Alan Sepinwall of Uproxx wrote, "This season is still disappointing in some ways, mainly because a number of characters (the Stussy brothers in particular) don't feel as fleshed-out and human as their counterparts from previous years, but a show capable of those two bowling alley scenes is a show I will roll with for a very long time — on Shabbos or otherwise." Ben Travers of IndieWire gave the episode a "B-" grade and wrote, "Eight hours is too long to be trying to light a match."

Kevin P. Sullivan of Entertainment Weekly gave the episode a "B+" grade wrote, "It was pretty much everything that we could want from an episode of Fargo, which is a great thing from a season that has been missing the energy of previous installments." Brian Tallerico of Vulture gave the episode a 4 star rating out of 5 and wrote, "No other show on television blends influences quite like Fargo." Nick Harley of Den of Geek gave the episode a 4 star rating out of 5 wrote, "After last week's light offering, this week felt substantial and sets the season up well for its final two episodes. I especially liked this week's Coen homages. [...] It will be interesting to see if Fargo will veer into courtroom drama territory or if Varga will dispatch of Emmit before he gets them both in trouble. Also, Nikki is still out there plotting her revenge; will she be able to get to Emmit if he's in a holding cell? I just hope my poor guy Sy wakes up."

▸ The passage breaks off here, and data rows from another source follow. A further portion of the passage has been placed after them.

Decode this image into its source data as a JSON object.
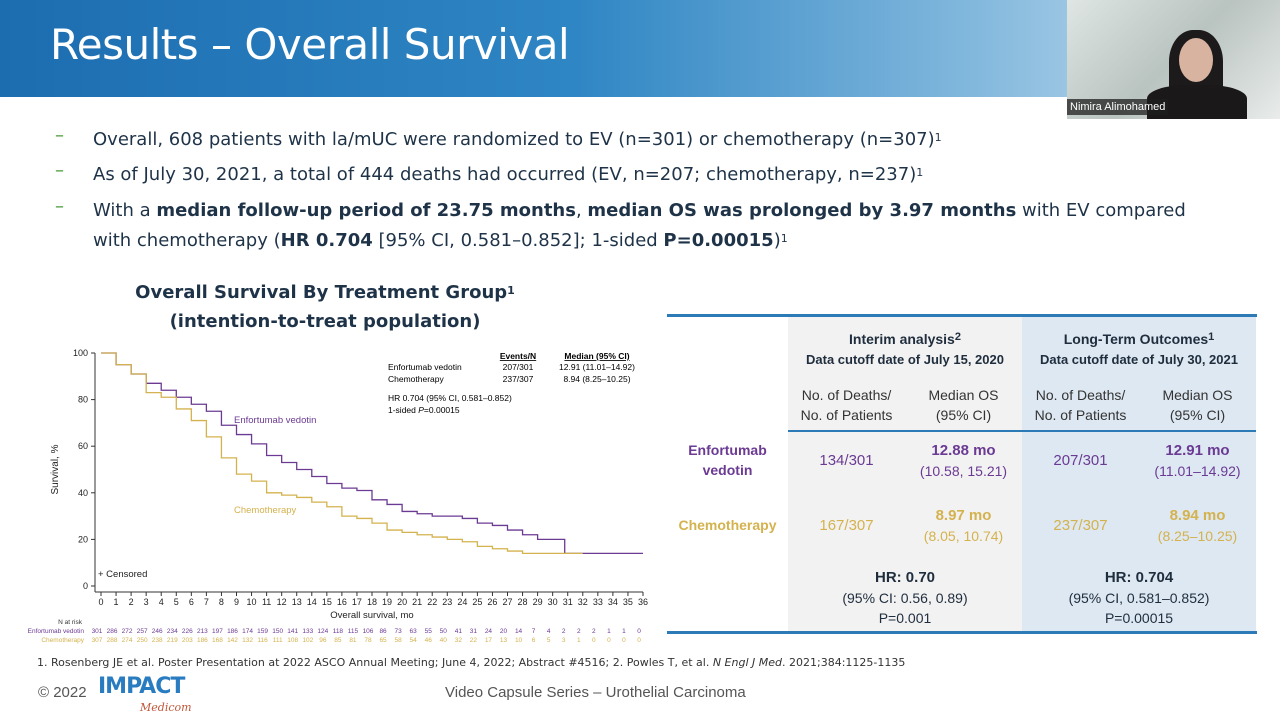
{
  "slide": {
    "title": "Results – Overall Survival"
  },
  "webcam": {
    "name": "Nimira Alimohamed"
  },
  "bullets": [
    {
      "dash": "–",
      "html": "Overall, 608 patients with la/mUC were randomized to EV (n=301) or chemotherapy (n=307)<sup>1</sup>"
    },
    {
      "dash": "–",
      "html": "As of July 30, 2021, a total of 444 deaths had occurred (EV, n=207; chemotherapy, n=237)<sup>1</sup>"
    },
    {
      "dash": "–",
      "html": "With a <b>median follow-up period of 23.75 months</b>, <b>median OS was prolonged by 3.97 months</b> with EV compared with chemotherapy (<b>HR 0.704</b> [95% CI, 0.581–0.852]; 1-sided <b>P=0.00015</b>)<sup>1</sup>"
    }
  ],
  "chart_title": {
    "line1": "Overall Survival By Treatment Group",
    "sup": "1",
    "line2": "(intention-to-treat population)"
  },
  "colors": {
    "ev": "#6b3a93",
    "chemo": "#d4b24e",
    "accent": "#2c7bb6"
  },
  "chart_data": {
    "type": "line",
    "subtype": "kaplan-meier",
    "xlabel": "Overall survival, mo",
    "ylabel": "Survival, %",
    "xlim": [
      0,
      36
    ],
    "ylim": [
      0,
      100
    ],
    "xticks": [
      0,
      1,
      2,
      3,
      4,
      5,
      6,
      7,
      8,
      9,
      10,
      11,
      12,
      13,
      14,
      15,
      16,
      17,
      18,
      19,
      20,
      21,
      22,
      23,
      24,
      25,
      26,
      27,
      28,
      29,
      30,
      31,
      32,
      33,
      34,
      35,
      36
    ],
    "yticks": [
      0,
      20,
      40,
      60,
      80,
      100
    ],
    "censored_legend": "+ Censored",
    "series": [
      {
        "name": "Enfortumab vedotin",
        "x": [
          0,
          1,
          2,
          3,
          4,
          5,
          6,
          7,
          8,
          9,
          10,
          11,
          12,
          13,
          14,
          15,
          16,
          17,
          18,
          19,
          20,
          21,
          22,
          23,
          24,
          25,
          26,
          27,
          28,
          29,
          30,
          30.8,
          36
        ],
        "y": [
          100,
          95,
          91,
          87,
          84,
          81,
          78,
          75,
          69,
          65,
          61,
          56,
          53,
          50,
          47,
          44,
          42,
          41,
          37,
          35,
          32,
          31,
          30,
          30,
          29,
          27,
          26,
          24,
          22,
          20,
          20,
          14,
          14
        ]
      },
      {
        "name": "Chemotherapy",
        "x": [
          0,
          1,
          2,
          3,
          4,
          5,
          6,
          7,
          8,
          9,
          10,
          11,
          12,
          13,
          14,
          15,
          16,
          17,
          18,
          19,
          20,
          21,
          22,
          23,
          24,
          25,
          26,
          27,
          28,
          29,
          30,
          31,
          32
        ],
        "y": [
          100,
          95,
          91,
          83,
          81,
          76,
          71,
          64,
          55,
          48,
          45,
          40,
          39,
          38,
          36,
          34,
          30,
          29,
          27,
          24,
          23,
          22,
          21,
          20,
          19,
          17,
          16,
          15,
          14,
          14,
          14,
          14,
          14
        ]
      }
    ],
    "stats_table": {
      "headers": [
        "Events/N",
        "Median (95% CI)"
      ],
      "rows": [
        [
          "Enfortumab vedotin",
          "207/301",
          "12.91 (11.01–14.92)"
        ],
        [
          "Chemotherapy",
          "237/307",
          "8.94 (8.25–10.25)"
        ]
      ],
      "hr": "HR 0.704 (95% CI, 0.581–0.852)",
      "p_prefix": "1-sided ",
      "p_italic": "P",
      "p_value": "=0.00015"
    },
    "at_risk": {
      "label": "N at risk",
      "rows": [
        {
          "name": "Enfortumab vedotin",
          "values": [
            301,
            286,
            272,
            257,
            246,
            234,
            226,
            213,
            197,
            186,
            174,
            159,
            150,
            141,
            133,
            124,
            118,
            115,
            106,
            86,
            73,
            63,
            55,
            50,
            41,
            31,
            24,
            20,
            14,
            7,
            4,
            2,
            2,
            2,
            1,
            1,
            0
          ]
        },
        {
          "name": "Chemotherapy",
          "values": [
            307,
            288,
            274,
            250,
            238,
            219,
            203,
            186,
            168,
            142,
            132,
            116,
            111,
            108,
            102,
            96,
            85,
            81,
            78,
            65,
            58,
            54,
            46,
            40,
            32,
            22,
            17,
            13,
            10,
            6,
            5,
            3,
            1,
            0,
            0,
            0,
            0
          ]
        }
      ]
    }
  },
  "table": {
    "groups": [
      {
        "title": "Interim analysis",
        "sup": "2",
        "subtitle": "Data cutoff date of July 15, 2020"
      },
      {
        "title": "Long-Term Outcomes",
        "sup": "1",
        "subtitle": "Data cutoff date of July 30, 2021"
      }
    ],
    "col_headers": [
      "No. of Deaths/\nNo. of Patients",
      "Median OS\n(95% CI)",
      "No. of Deaths/\nNo. of Patients",
      "Median OS\n(95% CI)"
    ],
    "rows": [
      {
        "label": "Enfortumab\nvedotin",
        "cells": [
          {
            "main": "134/301"
          },
          {
            "main": "12.88 mo",
            "ci": "(10.58, 15.21)"
          },
          {
            "main": "207/301"
          },
          {
            "main": "12.91 mo",
            "ci": "(11.01–14.92)"
          }
        ]
      },
      {
        "label": "Chemotherapy",
        "cells": [
          {
            "main": "167/307"
          },
          {
            "main": "8.97 mo",
            "ci": "(8.05, 10.74)"
          },
          {
            "main": "237/307"
          },
          {
            "main": "8.94 mo",
            "ci": "(8.25–10.25)"
          }
        ]
      }
    ],
    "hr": [
      {
        "hr": "HR: 0.70",
        "ci": "(95% CI: 0.56, 0.89)",
        "p": "P=0.001"
      },
      {
        "hr": "HR: 0.704",
        "ci": "(95% CI, 0.581–0.852)",
        "p": "P=0.00015"
      }
    ]
  },
  "footer": {
    "footnote_a": "1. Rosenberg JE et al. Poster Presentation at 2022 ASCO Annual Meeting; June 4, 2022; Abstract #4516; 2. Powles T, et al. ",
    "footnote_i": "N Engl J Med",
    "footnote_b": ". 2021;384:1125-1135",
    "copyright": "© 2022",
    "logo": "IMPACT",
    "logo_sub": "Medicom",
    "series": "Video Capsule Series – Urothelial Carcinoma"
  }
}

Scott Tobias of The New York Times wrote, "Human pettiness and greed result in serious collateral damage." Caralynn Lippo of TV Fanatic gave the episode a perfect 5 star rating out of 5 and wrote, "Atmospheric and impeccably directed, I think it's safe to say that 'Who Rules the Land of Denial?' was one of my favorite installments of the season – and perhaps of the series as a whole." Kyle Fowle of Paste gave the episode an 8.8 rating out of 10 and wrote, "I mention this season's troubles because 'Who Rules the Land of Denial?' is by far its most compelling and ambitious episode."

===Analysis===

"Though thou exalt thyself like the eagle, thou make thy nest among the stars, thence will I bring thee down, sayeth the Lord."
— Paul Marrane reciting the Biblical passage, Obadiah 1:4.

The episode featured the return of Ray Wise as Paul Marrane, previously seen in "The Law of Non-Contradiction". The scene featured Marrane explaining the story of Job, the concept of Gilgul, and his request that Nikki should use her power to fight the evil in the world. Noah Hawley explained that the scene was about "exploring the idea of cosmic justice because we were clearly going to see the limitations of human justice."

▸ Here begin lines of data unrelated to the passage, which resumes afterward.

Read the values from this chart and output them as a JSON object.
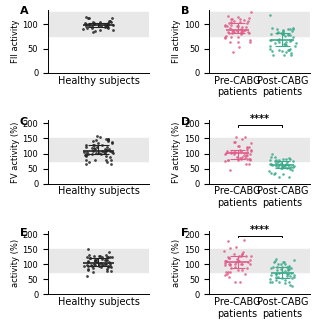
{
  "panels": [
    {
      "label": "A",
      "ylabel": "FII activity",
      "ylim": [
        0,
        130
      ],
      "yticks": [
        0,
        50,
        100
      ],
      "shade": [
        75,
        125
      ],
      "groups": [
        {
          "name": "Healthy subjects",
          "color": "#222222",
          "n": 35,
          "mean": 100,
          "spread": 8,
          "multiline": false
        }
      ],
      "sig": null
    },
    {
      "label": "B",
      "ylabel": "FII activity",
      "ylim": [
        0,
        130
      ],
      "yticks": [
        0,
        50,
        100
      ],
      "shade": [
        75,
        125
      ],
      "groups": [
        {
          "name": "Pre-CABG\npatients",
          "color": "#e05c8a",
          "n": 50,
          "mean": 90,
          "spread": 18,
          "multiline": true
        },
        {
          "name": "Post-CABG\npatients",
          "color": "#3aaa8a",
          "n": 50,
          "mean": 65,
          "spread": 20,
          "multiline": true
        }
      ],
      "sig": null
    },
    {
      "label": "C",
      "ylabel": "FV activity (%)",
      "ylim": [
        0,
        210
      ],
      "yticks": [
        0,
        50,
        100,
        150,
        200
      ],
      "shade": [
        75,
        150
      ],
      "groups": [
        {
          "name": "Healthy subjects",
          "color": "#222222",
          "n": 55,
          "mean": 108,
          "spread": 22,
          "multiline": false
        }
      ],
      "sig": null
    },
    {
      "label": "D",
      "ylabel": "FV activity (%)",
      "ylim": [
        0,
        210
      ],
      "yticks": [
        0,
        50,
        100,
        150,
        200
      ],
      "shade": [
        75,
        150
      ],
      "groups": [
        {
          "name": "Pre-CABG\npatients",
          "color": "#e05c8a",
          "n": 45,
          "mean": 100,
          "spread": 25,
          "multiline": true
        },
        {
          "name": "Post-CABG\npatients",
          "color": "#3aaa8a",
          "n": 45,
          "mean": 62,
          "spread": 18,
          "multiline": true
        }
      ],
      "sig": "****"
    },
    {
      "label": "E",
      "ylabel": "activity (%)",
      "ylim": [
        0,
        210
      ],
      "yticks": [
        0,
        50,
        100,
        150,
        200
      ],
      "shade": [
        75,
        150
      ],
      "groups": [
        {
          "name": "Healthy subjects",
          "color": "#222222",
          "n": 55,
          "mean": 112,
          "spread": 20,
          "multiline": false
        }
      ],
      "sig": null
    },
    {
      "label": "F",
      "ylabel": "activity (%)",
      "ylim": [
        0,
        210
      ],
      "yticks": [
        0,
        50,
        100,
        150,
        200
      ],
      "shade": [
        75,
        150
      ],
      "groups": [
        {
          "name": "Pre-CABG\npatients",
          "color": "#e05c8a",
          "n": 48,
          "mean": 105,
          "spread": 28,
          "multiline": true
        },
        {
          "name": "Post-CABG\npatients",
          "color": "#3aaa8a",
          "n": 48,
          "mean": 75,
          "spread": 20,
          "multiline": true
        }
      ],
      "sig": "****"
    }
  ],
  "background_color": "#ffffff",
  "label_fontsize": 7,
  "tick_fontsize": 6,
  "axis_label_fontsize": 6
}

Marrane has been theorized to be the Wandering Jew, a Jew who taunted Jesus on the way to the Crucifixion who was then cursed to walk the Earth until the Second Coming. A basis included his name, which was referred in Letters Writ by a Turkish Spy. IGN viewed Marrane as "some sort of vengeful deity looking for mortal partners to help him deliver a message to the wicked. Something or someone stemming from Soviet Eastern Block mythology, in search of righteous revenge." Alan Sepinwall wrote, "Jewish tradition is mixed on the existence of an afterlife, but the Book of Judgment to which Paul alludes is very familiar to any Member of the Tribe who's sat through Yom Kippur services, and Paul speaks with eloquence and passion about the teachings of Hasidic trailblazer Rabbi Nachman, and about the Cossack massacre of the Jews of Uman, and later jokes that giving Nikki and Wrench a VW Beetle to drive away in is 'the universe at its most ironic.'"

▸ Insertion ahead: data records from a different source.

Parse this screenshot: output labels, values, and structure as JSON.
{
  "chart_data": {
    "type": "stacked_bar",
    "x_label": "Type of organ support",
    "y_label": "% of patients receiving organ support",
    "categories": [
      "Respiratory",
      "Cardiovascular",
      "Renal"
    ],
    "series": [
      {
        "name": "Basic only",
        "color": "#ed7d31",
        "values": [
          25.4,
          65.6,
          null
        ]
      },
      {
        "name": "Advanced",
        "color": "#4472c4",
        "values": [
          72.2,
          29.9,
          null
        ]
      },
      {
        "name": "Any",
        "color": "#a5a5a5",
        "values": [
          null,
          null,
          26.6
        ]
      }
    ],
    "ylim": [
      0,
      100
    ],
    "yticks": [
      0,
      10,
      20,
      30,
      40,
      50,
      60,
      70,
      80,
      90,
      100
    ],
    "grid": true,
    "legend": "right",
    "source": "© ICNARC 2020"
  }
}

Many critics also pointed out the similarities with another film from the Coen brothers, The Big Lebowski, including setting the scene at a bowling alley, with Ray Wise acting as Sam Elliott's role in the film. TheWrap characterized the scene as "a meeting with a supernatural being, one ready to spirit various Fargo characters away to the afterlife." Entertainment Weekly compared Wise to Elliott's role, "Marrane seems to exist outside the world of the story, knowing that what they're living in is a story. He's less human here, and his perspective has taken an even more godlike position, arming him with a kitten that might be the reincarnation of Ray."